Só pretendem que nasçam e vivam todos em humanas condições de vida e que tenham uma alimentação digna. E porque “um analfabeto é um espírito subalimentado”, desejam também frequentar escolas e universidades com adequadas condições de aprendizagem. Pretendem usufruir das oportunidades de se formarem e de desenvolverem os seus talentos com dignidade. Anseiam, profundamente, por concretizarem os seus sonhos e projectos de vida. Só que estas sagradas pretensões têm sido, humilhantemente, repelidas. Isto porque, os homens corrompidos não entendem estas coisas e os maus governantes não as compreendem.
Apenas exigem um sistema de saúde mais humano e que lhes proporcione a necessária aasistência medica e medicamentosa, fundamentais para responderem com vigor aos ingentes desafios da actual conjuntura angolana, uma vez que, e como diz a Bíblia, “a saúde e o vigor valem mais do que o ouro de todo o mundo e um corpo vigoroso mais do que uma fortuna imensa” (Eclesiástico 30, 15-16). Mas as suas humanas aspirações têm sido, barbaramente, negadas e, longamente, reprimidas. Isto porque, os homens corrompidos não entendem estas coisas e os maus governantes não as compreendem.
E temos razões para exigir que os que regem os destinos da nossa comunidade política nos proporcionem, em abundância, os bens que constituem o essencial para tornar menos pesado o duro fardo da vida?

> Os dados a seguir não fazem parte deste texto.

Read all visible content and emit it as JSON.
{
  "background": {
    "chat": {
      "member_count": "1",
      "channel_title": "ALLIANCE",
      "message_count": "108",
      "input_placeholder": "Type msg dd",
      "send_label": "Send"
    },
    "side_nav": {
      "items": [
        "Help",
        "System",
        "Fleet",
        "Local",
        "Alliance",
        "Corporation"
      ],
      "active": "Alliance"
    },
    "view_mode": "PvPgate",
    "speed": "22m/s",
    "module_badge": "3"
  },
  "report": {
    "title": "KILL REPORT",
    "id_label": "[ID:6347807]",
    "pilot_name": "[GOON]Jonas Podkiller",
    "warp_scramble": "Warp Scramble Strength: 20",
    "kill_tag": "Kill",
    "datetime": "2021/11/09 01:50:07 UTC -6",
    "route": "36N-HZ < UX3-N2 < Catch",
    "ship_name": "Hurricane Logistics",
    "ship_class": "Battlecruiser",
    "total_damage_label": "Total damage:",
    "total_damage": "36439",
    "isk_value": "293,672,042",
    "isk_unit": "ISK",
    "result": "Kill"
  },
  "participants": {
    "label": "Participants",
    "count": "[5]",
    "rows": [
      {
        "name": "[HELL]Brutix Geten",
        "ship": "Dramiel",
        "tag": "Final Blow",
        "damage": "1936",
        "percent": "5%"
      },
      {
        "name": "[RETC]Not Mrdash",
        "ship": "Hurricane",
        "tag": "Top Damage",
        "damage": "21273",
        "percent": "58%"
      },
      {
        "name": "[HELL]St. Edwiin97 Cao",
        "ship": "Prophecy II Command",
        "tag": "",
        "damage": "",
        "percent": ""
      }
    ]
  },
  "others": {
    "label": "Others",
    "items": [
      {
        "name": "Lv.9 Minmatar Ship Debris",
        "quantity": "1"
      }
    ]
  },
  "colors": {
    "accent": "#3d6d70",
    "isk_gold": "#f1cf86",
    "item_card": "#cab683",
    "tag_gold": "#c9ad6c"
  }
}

Temos sim senhor! Não somos filhos da Etiópia, Somália ou Bangladesh. Somos filhos de um país que actualmente se afirma como o maior produtor de petróleo de África e recebe abundantes doações. E não somos assim tantos! Segundo as estatísticas oficiais, somos cerca de 14 milhões. Portanto, há imenso dinheiro para garantir a subsistência de pouca gente. E, sendo assim, é, perfeitamente, possível tornar acessíveis aos filhos de Angola todas as coisas de que necessitam para levarem uma vida verdadeiramente humana.